Management looking to maximise valuation should concentrate on growing revenues not cutting costs.
While cost cutting may have some effect on market value, the data point to revenue as the dominant driver of market value for Internet businesses as a group.
Generating revenue for Internet companies takes time and many firms are heavily loss making until they find ways to monetise their traffic or assets. However by the time a company IPOs it needs to have successfully developed its financial metrics or it will be pressured by the financial markets to do so.
Know your business model and understand its specific drivers.
Whilst revenue is the dominant driver of value across the aggregated population I found that not all business models have the same drivers. With this in mind it is essential that managers understand those value drivers that most impact their business model.
Be aware that drivers change based on the maturity of the company.
The Value Driver Maturity Model suggests that value drivers move from being dominated by non-financial when a company is young, towards financial drivers as the company matures.
As a business reaches its strategic milestones it must assess whether it has moved along the maturity curve. If it has then it needs to change it focus and this should be reflected in its management-reporting dashboard. If a company fails to recognise that it is now being judged more on financial metrics this may negatively impact its share price.
B2B and Ecommerce companies should concentrate on financials.
B2B companies should concentrate on revenue to drive their market value. The data showed the market value of B2B companies is not driven by traffic at all. This is perhaps because the B2B market is smaller and transactions are typically of lower frequency and higher value.
Ecommerce companies are driven by earnings and to a lesser extent revenue, like B2B companies their value drivers are purely financial. Ecommerce companies should focus on improving their profit margins, either through increasing scale or by backward integration along the value chain.
B2C companies should focus on traffic with the long-term focus on revenue.
B2C companies are primarily driven by traffic. Therefore the mentality for new companies in these categories is to grow traffic at the expense of earnings. This means a higher degree of external investment will be required to fund the growth phase. This approach implies that breakeven may be later than for traditional businesses, as a revenue model may not be developed until a critical mass of users is established.
Low barriers to entry mean new businesses should be confident about entering the market.
I found no relationship between market value and age, which dispels the notion of the ‘first mover advantage’ producing long-lasting competitive advantages for Internet companies. The data shows that there is a good chance that new entrants are able to overcome industry barriers to entry. This is perhaps due to the fast pace of change or because customer switching costs are low.

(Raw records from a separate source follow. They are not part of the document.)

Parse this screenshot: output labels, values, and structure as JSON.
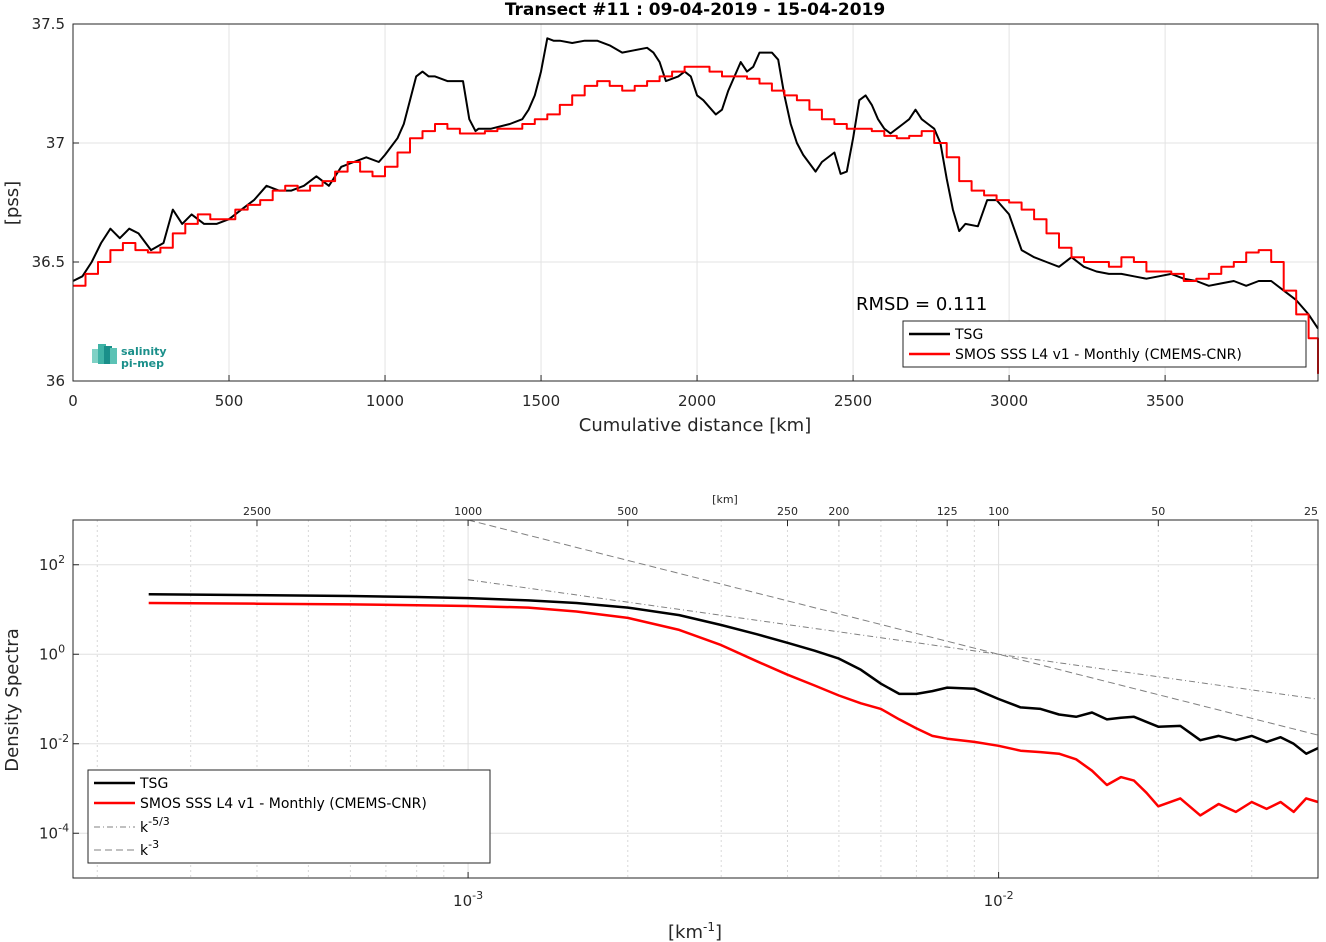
{
  "chart_data": [
    {
      "type": "line",
      "title": "Transect #11 : 09-04-2019 - 15-04-2019",
      "xlabel": "Cumulative distance [km]",
      "ylabel": "[pss]",
      "xlim": [
        0,
        3990
      ],
      "ylim": [
        36,
        37.5
      ],
      "xticks": [
        0,
        500,
        1000,
        1500,
        2000,
        2500,
        3000,
        3500
      ],
      "xtick_labels": [
        "0",
        "500",
        "1000",
        "1500",
        "2000",
        "2500",
        "3000",
        "3500"
      ],
      "yticks": [
        36,
        36.5,
        37,
        37.5
      ],
      "ytick_labels": [
        "36",
        "36.5",
        "37",
        "37.5"
      ],
      "grid": true,
      "legend_position": "bottom-right",
      "annotation": "RMSD = 0.111",
      "series": [
        {
          "name": "TSG",
          "color": "#000000",
          "x": [
            0,
            30,
            60,
            90,
            120,
            150,
            180,
            210,
            250,
            290,
            320,
            350,
            380,
            420,
            460,
            500,
            540,
            580,
            620,
            660,
            700,
            740,
            780,
            820,
            860,
            900,
            940,
            980,
            1000,
            1040,
            1060,
            1080,
            1100,
            1120,
            1140,
            1160,
            1200,
            1250,
            1270,
            1290,
            1300,
            1340,
            1400,
            1440,
            1460,
            1480,
            1500,
            1520,
            1540,
            1560,
            1600,
            1640,
            1680,
            1720,
            1760,
            1800,
            1840,
            1860,
            1880,
            1900,
            1940,
            1960,
            1980,
            2000,
            2020,
            2040,
            2060,
            2080,
            2100,
            2140,
            2160,
            2180,
            2200,
            2240,
            2260,
            2280,
            2300,
            2320,
            2340,
            2380,
            2400,
            2440,
            2460,
            2480,
            2500,
            2520,
            2540,
            2560,
            2580,
            2600,
            2620,
            2660,
            2680,
            2700,
            2720,
            2740,
            2760,
            2780,
            2800,
            2820,
            2840,
            2860,
            2900,
            2930,
            2960,
            3000,
            3040,
            3080,
            3120,
            3160,
            3200,
            3240,
            3280,
            3320,
            3360,
            3400,
            3440,
            3480,
            3520,
            3560,
            3600,
            3640,
            3680,
            3720,
            3760,
            3800,
            3840,
            3880,
            3920,
            3960,
            3990
          ],
          "y": [
            36.42,
            36.44,
            36.5,
            36.58,
            36.64,
            36.6,
            36.64,
            36.62,
            36.55,
            36.58,
            36.72,
            36.66,
            36.7,
            36.66,
            36.66,
            36.68,
            36.72,
            36.76,
            36.82,
            36.8,
            36.8,
            36.82,
            36.86,
            36.82,
            36.9,
            36.92,
            36.94,
            36.92,
            36.95,
            37.02,
            37.08,
            37.18,
            37.28,
            37.3,
            37.28,
            37.28,
            37.26,
            37.26,
            37.1,
            37.05,
            37.06,
            37.06,
            37.08,
            37.1,
            37.14,
            37.2,
            37.3,
            37.44,
            37.43,
            37.43,
            37.42,
            37.43,
            37.43,
            37.41,
            37.38,
            37.39,
            37.4,
            37.38,
            37.34,
            37.26,
            37.28,
            37.3,
            37.28,
            37.2,
            37.18,
            37.15,
            37.12,
            37.14,
            37.22,
            37.34,
            37.3,
            37.32,
            37.38,
            37.38,
            37.35,
            37.2,
            37.08,
            37.0,
            36.95,
            36.88,
            36.92,
            36.96,
            36.87,
            36.88,
            37.02,
            37.18,
            37.2,
            37.16,
            37.1,
            37.06,
            37.04,
            37.08,
            37.1,
            37.14,
            37.1,
            37.08,
            37.06,
            37.0,
            36.85,
            36.72,
            36.63,
            36.66,
            36.65,
            36.76,
            36.76,
            36.7,
            36.55,
            36.52,
            36.5,
            36.48,
            36.52,
            36.48,
            36.46,
            36.45,
            36.45,
            36.44,
            36.43,
            36.44,
            36.45,
            36.43,
            36.42,
            36.4,
            36.41,
            36.42,
            36.4,
            36.42,
            36.42,
            36.38,
            36.34,
            36.28,
            36.22
          ]
        },
        {
          "name": "SMOS SSS L4 v1 - Monthly (CMEMS-CNR)",
          "color": "#ff0000",
          "x": [
            0,
            40,
            80,
            120,
            160,
            200,
            240,
            280,
            320,
            360,
            400,
            440,
            480,
            520,
            560,
            600,
            640,
            680,
            720,
            760,
            800,
            840,
            880,
            920,
            960,
            1000,
            1040,
            1080,
            1120,
            1160,
            1200,
            1240,
            1280,
            1320,
            1360,
            1400,
            1440,
            1480,
            1520,
            1560,
            1600,
            1640,
            1680,
            1720,
            1760,
            1800,
            1840,
            1880,
            1920,
            1960,
            2000,
            2040,
            2080,
            2120,
            2160,
            2200,
            2240,
            2280,
            2320,
            2360,
            2400,
            2440,
            2480,
            2520,
            2560,
            2600,
            2640,
            2680,
            2720,
            2760,
            2800,
            2840,
            2880,
            2920,
            2960,
            3000,
            3040,
            3080,
            3120,
            3160,
            3200,
            3240,
            3280,
            3320,
            3360,
            3400,
            3440,
            3480,
            3520,
            3560,
            3600,
            3640,
            3680,
            3720,
            3760,
            3800,
            3840,
            3880,
            3920,
            3960,
            3990
          ],
          "y": [
            36.4,
            36.45,
            36.5,
            36.55,
            36.58,
            36.55,
            36.54,
            36.56,
            36.62,
            36.66,
            36.7,
            36.68,
            36.68,
            36.72,
            36.74,
            36.76,
            36.8,
            36.82,
            36.8,
            36.82,
            36.84,
            36.88,
            36.92,
            36.88,
            36.86,
            36.9,
            36.96,
            37.02,
            37.05,
            37.08,
            37.06,
            37.04,
            37.04,
            37.05,
            37.06,
            37.06,
            37.08,
            37.1,
            37.12,
            37.16,
            37.2,
            37.24,
            37.26,
            37.24,
            37.22,
            37.24,
            37.26,
            37.28,
            37.3,
            37.32,
            37.32,
            37.3,
            37.28,
            37.28,
            37.27,
            37.25,
            37.22,
            37.2,
            37.18,
            37.14,
            37.1,
            37.08,
            37.06,
            37.06,
            37.05,
            37.03,
            37.02,
            37.03,
            37.05,
            37.0,
            36.94,
            36.84,
            36.8,
            36.78,
            36.76,
            36.75,
            36.72,
            36.68,
            36.62,
            36.56,
            36.52,
            36.5,
            36.5,
            36.48,
            36.52,
            36.5,
            36.46,
            36.46,
            36.45,
            36.42,
            36.43,
            36.45,
            36.48,
            36.5,
            36.54,
            36.55,
            36.5,
            36.38,
            36.28,
            36.18,
            36.03
          ]
        }
      ]
    },
    {
      "type": "line",
      "xscale": "log",
      "yscale": "log",
      "xlabel": "[km",
      "xlabel_sup": "-1",
      "xlabel_end": "]",
      "ylabel": "Density Spectra",
      "top_axis_label": "[km]",
      "top_ticks_km": [
        2500,
        1000,
        500,
        250,
        200,
        125,
        100,
        50,
        25
      ],
      "top_tick_labels": [
        "2500",
        "1000",
        "500",
        "250",
        "200",
        "125",
        "100",
        "50",
        "25"
      ],
      "xlim": [
        0.00018,
        0.04
      ],
      "ylim": [
        1e-05,
        1000
      ],
      "xticks": [
        0.001,
        0.01
      ],
      "xtick_labels": [
        {
          "base": "10",
          "exp": "-3"
        },
        {
          "base": "10",
          "exp": "-2"
        }
      ],
      "yticks": [
        0.0001,
        0.01,
        1,
        100
      ],
      "ytick_labels": [
        {
          "base": "10",
          "exp": "-4"
        },
        {
          "base": "10",
          "exp": "-2"
        },
        {
          "base": "10",
          "exp": "0"
        },
        {
          "base": "10",
          "exp": "2"
        }
      ],
      "grid": true,
      "legend_position": "bottom-left",
      "series": [
        {
          "name": "TSG",
          "color": "#000000",
          "style": "solid",
          "x": [
            0.00025,
            0.0004,
            0.0006,
            0.0008,
            0.001,
            0.0013,
            0.0016,
            0.002,
            0.0025,
            0.003,
            0.0035,
            0.004,
            0.0045,
            0.005,
            0.0055,
            0.006,
            0.0065,
            0.007,
            0.0075,
            0.008,
            0.009,
            0.01,
            0.011,
            0.012,
            0.013,
            0.014,
            0.015,
            0.016,
            0.017,
            0.018,
            0.02,
            0.022,
            0.024,
            0.026,
            0.028,
            0.03,
            0.032,
            0.034,
            0.036,
            0.038,
            0.04
          ],
          "y": [
            22,
            21,
            20,
            19,
            18,
            16,
            14,
            11,
            7.5,
            4.5,
            2.8,
            1.8,
            1.2,
            0.8,
            0.45,
            0.22,
            0.13,
            0.13,
            0.15,
            0.18,
            0.17,
            0.1,
            0.065,
            0.06,
            0.045,
            0.04,
            0.05,
            0.035,
            0.038,
            0.04,
            0.024,
            0.025,
            0.012,
            0.015,
            0.012,
            0.015,
            0.011,
            0.014,
            0.01,
            0.006,
            0.008
          ]
        },
        {
          "name": "SMOS SSS L4 v1 - Monthly (CMEMS-CNR)",
          "color": "#ff0000",
          "style": "solid",
          "x": [
            0.00025,
            0.0004,
            0.0006,
            0.0008,
            0.001,
            0.0013,
            0.0016,
            0.002,
            0.0025,
            0.003,
            0.0035,
            0.004,
            0.0045,
            0.005,
            0.0055,
            0.006,
            0.0065,
            0.007,
            0.0075,
            0.008,
            0.009,
            0.01,
            0.011,
            0.012,
            0.013,
            0.014,
            0.015,
            0.016,
            0.017,
            0.018,
            0.019,
            0.02,
            0.022,
            0.024,
            0.026,
            0.028,
            0.03,
            0.032,
            0.034,
            0.036,
            0.038,
            0.04
          ],
          "y": [
            14,
            13.5,
            13,
            12.5,
            12,
            11,
            9,
            6.5,
            3.5,
            1.6,
            0.7,
            0.35,
            0.2,
            0.12,
            0.08,
            0.06,
            0.035,
            0.022,
            0.015,
            0.013,
            0.011,
            0.009,
            0.007,
            0.0065,
            0.006,
            0.0045,
            0.0025,
            0.0012,
            0.0018,
            0.0015,
            0.0008,
            0.0004,
            0.0006,
            0.00025,
            0.00045,
            0.0003,
            0.0005,
            0.00035,
            0.0005,
            0.0003,
            0.0006,
            0.0005
          ]
        },
        {
          "name": "k",
          "name_sup": "-5/3",
          "color": "#808080",
          "style": "dashdot",
          "exponent": -1.6667,
          "anchor_x": 0.01,
          "anchor_y": 1.0,
          "x_range": [
            0.001,
            0.04
          ]
        },
        {
          "name": "k",
          "name_sup": "-3",
          "color": "#808080",
          "style": "dashed",
          "exponent": -3,
          "anchor_x": 0.01,
          "anchor_y": 1.0,
          "x_range": [
            0.001,
            0.04
          ]
        }
      ]
    }
  ],
  "logo": {
    "line1": "salinity",
    "line2": "pi-mep",
    "color": "#1a8f8a"
  }
}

Venture Capitalists (VCs) should look for ‘home runs’ in the Community, Content and Marketplace categories.
Business models vary in their attractiveness with some categories achieving higher median valuations. Most notably Community, Content and Marketplace have the most attractive market values. VC returns have been dominated by a small number of very large winners (Fraser-Sampson, 2010); these home runs can make or break a fund. Therefore VC funds should concentrate on funding companies with the highest-ranking business model to give them the best chance of achieving home runs. However it could be argued that focusing on the most successful categories could potentially mean competing with the most successful companies.
Investors should consider looking at traffic data when analysing opportunities.
Investors who invest in Internet companies should consider trends in traffic data especially for Content and Community categories. Especially in early-stage companies the traffic growth trajectory can be indicative of future revenue, assuming that management have a proven revenue model to convert the traffic into profit. Finding appropriate databases of Internet traffic is not easy and each database has its own advantages and disadvantages. However the benefits of utilising traffic data could give investors an edge in picking the best performing stocks.
Non-US firms might reconsider listing on a US stock exchange.
The data weakly concluded that non-US firms are not priced as favourably when compared with their US counterparts. This loosely suggests that non-US companies might be better off listing in another geography (such as Europe). However there may be other attractions to listing on the US exchanges that are not factored into the price, such as access to capital, the credibility gained from listing in the US or access to lobby or special interest groups.